Aber, ach – die ganzen Bürogebäude sind ja gebaut beziehungsweise gemietet, und viele Führungskräfte plagten Phantomschmerzen, weil sie ihre Untergebenen nicht mehr sahen oder gar mit ihnen in Meetings sitzen konnten. Viel von der Freiheit des Homeoffice wurde daher schnell wieder einkassiert. Ganz weggehen wird es aber nicht mehr, dafür ist es einfach zu gemütlich.
„Stand jetzt“
Zu den zweifelhaften Qualitäten der deutschen Sprache gehört es, wärmste Emotionen wie eine gesetzliche Verordnung zu benennen, ein Beispiel: „Zusammengehörigkeitsgefühl“. Aber in seltenen Momenten, wenn beamtendeutsche Präzision und protestantische Gottergebenheit aufeinandertreffen, können Dinge von einer ganz eigenen Schönheit und Poesie entstehen – und die Formulierung „Stand jetzt“ gehört definitiv dazu. Zwei Worte, die eine ganze Geisteshaltung verkörpern und die durch Corona noch geläufiger geworden sind: „Stand jetzt treffen wir uns nächste Woche, aber wer weiß, ob es dann nicht wieder eine Ausgangssperre gibt.“ „Stand jetzt brauchen Zuschauer für das Open-Air-Konzert einen Schnelltest.“ Der Satz stellt jede mittel- bis langfristige Planung in Frage; es ist alles Gegenwart, alles kann sich sofort komplett verändern.
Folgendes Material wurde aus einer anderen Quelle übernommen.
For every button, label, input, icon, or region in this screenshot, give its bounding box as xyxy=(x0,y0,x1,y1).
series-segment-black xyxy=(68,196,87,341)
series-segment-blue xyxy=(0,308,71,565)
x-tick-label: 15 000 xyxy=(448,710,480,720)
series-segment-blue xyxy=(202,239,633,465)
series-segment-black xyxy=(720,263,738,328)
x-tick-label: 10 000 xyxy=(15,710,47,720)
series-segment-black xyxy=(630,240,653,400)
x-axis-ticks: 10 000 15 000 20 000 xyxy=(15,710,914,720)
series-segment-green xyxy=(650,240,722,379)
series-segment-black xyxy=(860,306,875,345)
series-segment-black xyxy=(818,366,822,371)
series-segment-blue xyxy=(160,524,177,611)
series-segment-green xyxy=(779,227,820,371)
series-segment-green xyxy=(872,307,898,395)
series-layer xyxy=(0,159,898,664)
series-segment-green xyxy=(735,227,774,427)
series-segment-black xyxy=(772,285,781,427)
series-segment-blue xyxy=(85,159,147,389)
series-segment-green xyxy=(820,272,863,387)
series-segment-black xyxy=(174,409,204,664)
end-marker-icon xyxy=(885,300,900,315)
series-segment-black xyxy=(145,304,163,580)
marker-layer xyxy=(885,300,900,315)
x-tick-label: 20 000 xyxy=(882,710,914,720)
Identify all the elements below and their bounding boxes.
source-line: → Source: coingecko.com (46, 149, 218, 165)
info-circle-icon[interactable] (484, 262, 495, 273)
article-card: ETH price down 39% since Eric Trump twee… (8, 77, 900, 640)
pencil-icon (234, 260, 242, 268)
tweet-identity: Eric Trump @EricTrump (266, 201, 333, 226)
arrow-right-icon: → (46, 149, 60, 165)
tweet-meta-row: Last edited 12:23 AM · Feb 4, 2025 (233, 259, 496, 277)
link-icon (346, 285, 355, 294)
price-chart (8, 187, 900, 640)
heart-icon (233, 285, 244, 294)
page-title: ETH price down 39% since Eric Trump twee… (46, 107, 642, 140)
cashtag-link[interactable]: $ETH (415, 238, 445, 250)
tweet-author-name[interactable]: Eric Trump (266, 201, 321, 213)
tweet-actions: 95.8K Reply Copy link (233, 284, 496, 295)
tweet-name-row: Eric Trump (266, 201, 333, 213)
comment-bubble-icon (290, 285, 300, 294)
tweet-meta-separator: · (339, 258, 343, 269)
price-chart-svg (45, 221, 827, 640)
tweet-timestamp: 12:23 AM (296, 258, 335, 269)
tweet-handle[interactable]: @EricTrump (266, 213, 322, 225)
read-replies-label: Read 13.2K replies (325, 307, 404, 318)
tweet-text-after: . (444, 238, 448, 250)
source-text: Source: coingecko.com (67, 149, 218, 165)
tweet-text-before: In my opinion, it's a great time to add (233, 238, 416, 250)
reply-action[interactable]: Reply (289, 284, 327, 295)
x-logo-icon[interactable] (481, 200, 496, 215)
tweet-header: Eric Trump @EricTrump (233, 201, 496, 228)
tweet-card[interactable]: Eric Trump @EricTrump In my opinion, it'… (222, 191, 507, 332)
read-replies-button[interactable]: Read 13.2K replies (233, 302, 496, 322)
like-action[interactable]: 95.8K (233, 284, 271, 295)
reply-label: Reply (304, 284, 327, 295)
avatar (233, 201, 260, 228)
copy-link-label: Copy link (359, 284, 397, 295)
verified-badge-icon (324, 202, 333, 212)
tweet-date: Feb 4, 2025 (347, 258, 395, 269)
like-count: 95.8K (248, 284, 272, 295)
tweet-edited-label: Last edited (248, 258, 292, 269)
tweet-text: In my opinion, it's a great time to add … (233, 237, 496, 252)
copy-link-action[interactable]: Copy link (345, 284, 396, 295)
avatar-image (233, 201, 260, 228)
Ob weltpolitisch – Kriege, Terror, Pandemien – oder im Privaten, immer kann etwas dazwischenkommen und die Einladung zu einer Geburtstagsfeier durchkreuzen, sei es ein Trauerfall, eine Erkältung oder einfach die völlige Abwesenheit von Bock.
Taylor Swift
Klar, die Sängerin war schon vor der Pandemie ein internationaler Popstar. Aber mit ihren Aufforderungen, zu Hause zu bleiben, und der frühen, klaren Absage ihrer Welttournee übernahm sie gesellschaftliche Verantwortung – und spielte dann in den ersten drei Monaten des Lockdowns einfach mal ein Meisterwerk ein: „Folklore“ wurde zum Soundtrack des ersten Coronasommers und überzeugte selbst jene, die Swifts Musik bisher kritisch gegenübergestanden hatten. Mit „Evermore“ kam ein paar Monate später noch so ein großer Wurf. Und so war die Pandemie der Beginn von Taylor Swifts Wandel von einemPopstar zu dem größten Popstar unserer Gegenwart.
Selfcare auf Social Media
Sauerteig, Malbücher, Stricken, Linolschnitt – plötzlich brauchten wir alle ein indoorfähiges Hobby. Und noch dazu Schaumbäder, Gesichtsmasken sowie wahlweise Detox oder Daytime Drinking. Für einen kurzen Moment war es nicht nur gesellschaftlich akzeptiert, sondern sogar geboten, an sich selbst zu denken: Nur nicht verrückt werden bei all den Nachrichten, Veränderungen und Unsicherheiten! Soziale Medien wurden zu dem Ort, an dem wir zusammenkamen; gemeinsam allein. Aber auf Social Media konnte man auch all den Impfgegnern begegnen, die sich auf zweifelhaften Kanälen „fortgebildet“ hatten. Also jene Orte, an denen Elon Musk und Mark Zuckerberg heute Falschinformationen und Hetze nicht nur erlauben, sondern sogar vorantreiben. Also aus Trotz wieder mehr Sauerteig posten!